Energy · June 2026 · 3 min read
Texas Energy, American Compute
Texas flares more gas than any state in America. We put that waste asset to work — modular AI data centers on the gas itself.
Compute Village · Compute Village

Texas flares more natural gas than any state in America — roughly 2.7 billion cubic meters burned off in 2024 alone. Compute Village turns that waste asset into American compute.
Every conversation about AI now collides with the same wall: power. Inference demand is compounding faster than the grid can expand, and the hyperscale answer — a dedicated substation, a new transmission line, a multi-year utility study — is slow, capital-heavy, and increasingly unavailable. The interconnection queue in much of the country is measured in years.
We took the opposite approach. Instead of asking where can we build a grid big enough for AI, we asked where is there already cheap, wasted energy we can put to work today. The answer kept pointing to one place.
The gas is already here — and it's being wasted
In the Permian Basin and across the Eagle Ford, producers generate enormous volumes of associated gas as a byproduct of pumping crude. Pipelines are constrained and the gas is low-value relative to oil, so a large share is simply flared — burned at the wellhead for nothing. That is one of the largest pools of stranded, penalized, near-zero-cost fuel in North America. Compute Village sites modular data centers directly on it, converting a wasted feedstock into behind-the-meter power, and that power into dedicated AI inference.
ERCOT makes behind-the-meter practical
Texas runs its own grid through ERCOT, largely outside federal jurisdiction. For an operator that wants to generate and consume power on-site — without waiting on a utility to build new capacity — that independence is the difference between deploying in months and deploying in years. And because we never pull from the grid, we don't compete with communities for power or push up their electricity bills.
The talent — and the buildout — are here too
Running infrastructure at a remote wellhead is an operations problem, solved by people who've done it.

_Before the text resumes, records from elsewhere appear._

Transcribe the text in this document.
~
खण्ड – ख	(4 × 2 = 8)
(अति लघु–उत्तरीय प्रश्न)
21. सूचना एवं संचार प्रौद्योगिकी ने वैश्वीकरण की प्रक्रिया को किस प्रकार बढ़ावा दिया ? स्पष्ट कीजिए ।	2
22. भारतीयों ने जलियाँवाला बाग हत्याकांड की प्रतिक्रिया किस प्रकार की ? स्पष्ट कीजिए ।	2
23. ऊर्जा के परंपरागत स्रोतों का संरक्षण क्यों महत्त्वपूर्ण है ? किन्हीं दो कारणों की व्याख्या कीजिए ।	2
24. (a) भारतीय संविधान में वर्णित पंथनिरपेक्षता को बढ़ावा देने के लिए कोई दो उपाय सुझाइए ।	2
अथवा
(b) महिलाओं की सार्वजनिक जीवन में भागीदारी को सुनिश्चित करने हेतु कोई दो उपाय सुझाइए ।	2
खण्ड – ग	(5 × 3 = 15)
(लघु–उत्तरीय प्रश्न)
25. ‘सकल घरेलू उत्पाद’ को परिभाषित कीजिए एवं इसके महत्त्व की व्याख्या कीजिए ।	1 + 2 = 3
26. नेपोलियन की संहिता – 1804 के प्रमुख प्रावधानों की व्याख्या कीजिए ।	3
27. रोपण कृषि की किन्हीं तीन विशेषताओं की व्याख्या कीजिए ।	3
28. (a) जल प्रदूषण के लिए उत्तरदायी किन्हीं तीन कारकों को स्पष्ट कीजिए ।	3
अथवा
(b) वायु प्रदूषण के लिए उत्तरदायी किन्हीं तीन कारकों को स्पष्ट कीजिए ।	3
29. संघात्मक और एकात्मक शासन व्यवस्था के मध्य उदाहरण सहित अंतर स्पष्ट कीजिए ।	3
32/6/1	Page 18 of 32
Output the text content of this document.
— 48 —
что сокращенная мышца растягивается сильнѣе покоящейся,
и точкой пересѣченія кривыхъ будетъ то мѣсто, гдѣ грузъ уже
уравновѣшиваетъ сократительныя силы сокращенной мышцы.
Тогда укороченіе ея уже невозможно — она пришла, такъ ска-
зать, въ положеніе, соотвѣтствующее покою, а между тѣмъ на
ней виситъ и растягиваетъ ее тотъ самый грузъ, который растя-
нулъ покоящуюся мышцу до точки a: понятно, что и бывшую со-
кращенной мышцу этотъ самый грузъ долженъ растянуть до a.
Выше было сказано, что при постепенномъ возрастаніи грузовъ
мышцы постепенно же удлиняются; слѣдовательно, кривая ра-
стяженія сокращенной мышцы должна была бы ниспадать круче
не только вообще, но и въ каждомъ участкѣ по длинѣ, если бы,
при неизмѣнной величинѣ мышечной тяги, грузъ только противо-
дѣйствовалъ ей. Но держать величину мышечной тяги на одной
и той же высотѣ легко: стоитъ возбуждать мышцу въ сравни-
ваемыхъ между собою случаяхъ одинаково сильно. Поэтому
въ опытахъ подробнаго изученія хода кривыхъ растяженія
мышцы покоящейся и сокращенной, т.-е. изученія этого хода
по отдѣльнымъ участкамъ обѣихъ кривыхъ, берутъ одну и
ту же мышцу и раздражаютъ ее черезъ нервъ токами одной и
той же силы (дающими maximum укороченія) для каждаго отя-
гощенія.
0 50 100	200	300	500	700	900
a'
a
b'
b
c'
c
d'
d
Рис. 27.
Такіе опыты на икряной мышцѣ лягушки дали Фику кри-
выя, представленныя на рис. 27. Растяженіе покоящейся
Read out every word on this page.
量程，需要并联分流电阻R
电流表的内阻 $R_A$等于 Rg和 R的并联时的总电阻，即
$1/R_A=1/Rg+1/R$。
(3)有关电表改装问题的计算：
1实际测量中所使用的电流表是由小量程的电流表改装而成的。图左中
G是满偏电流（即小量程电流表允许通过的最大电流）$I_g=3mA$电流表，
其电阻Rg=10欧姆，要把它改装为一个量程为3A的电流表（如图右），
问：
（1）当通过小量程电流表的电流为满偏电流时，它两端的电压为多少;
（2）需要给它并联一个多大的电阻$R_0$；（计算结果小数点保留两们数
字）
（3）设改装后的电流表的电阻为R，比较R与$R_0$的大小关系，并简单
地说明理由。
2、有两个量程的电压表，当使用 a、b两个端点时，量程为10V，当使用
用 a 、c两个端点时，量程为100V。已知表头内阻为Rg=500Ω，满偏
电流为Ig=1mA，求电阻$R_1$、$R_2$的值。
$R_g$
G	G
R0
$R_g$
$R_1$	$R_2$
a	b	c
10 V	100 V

Texas has the deepest bench of oilfield and energy-operations talent in the country, and the center of gravity for American AI infrastructure is already shifting toward Texas energy. We pursue the same energy logic as the gigawatt developers, at a different altitude: small, repeatable, modular sites sized to the gas at a single field.
A starting point, not an endpoint
Texas is the logical first move, not the whole map. The same playbook — stranded energy, modular deployment, dedicated compute — extends to every basin where power sits idle while AI demand goes unmet. The smartest response isn't to wait for the grid to catch up. It's to build where the power already is.